Als Reaktion auf die Anschläge vom 11. September 2001 erließ die damalige rot-grüne Bundesregierung zahlreiche Sicherheitsgesetze. Verfassungsschutz und Bundeskriminalamt erhielten mehr Kompetenzen. Die Bundespolizei darf seither Sicherheitskräfte in Flugzeugen einsetzen. Um Finanztransfers von Terrorgruppen aufzudecken, können mehr Auskünfte von Postdienstleistern, Banken und Flugunternehmen abgefragt werden. Ende 2011 laufen die Gesetze aus. Die schwarz-gelbe Koalition hat eine Überprüfung der Regelungen vereinbart.

Friedrich erklärte, er plane keine Verschärfung der Anti-Terror-Gesetze. Die aktuelle Sicherheitslage allerdings erlaube keine Aufhebung der von Rot-Grün verabschiedeten Anti-Terror-Gesetze, so wie die FDP das will." Die Zeitung Die Welt hatte behauptet, Friedrich wolle die Gesetze verschärfen und "quäle" damit die FDP.
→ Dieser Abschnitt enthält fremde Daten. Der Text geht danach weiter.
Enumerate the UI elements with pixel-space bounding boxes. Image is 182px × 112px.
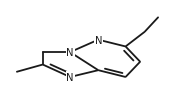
Text: N: N: [94, 35, 102, 45]
Text: N: N: [66, 72, 74, 82]
Text: N: N: [66, 48, 74, 58]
Friedrichs Sprecher Jens Teschke sagte in Berlin, die Gesetze hätten sich bewährt. Ihre Befristung solle ganz aufgehoben werden. Eine Verlängerung sei aber keine Verschärfung. An vielen Stellen sei vielmehr eine bessere Kontrolle der Geheimdienste durch die sogenannte G-10-Kommission geplant. Sie solle mehr Befugnisse bekommen.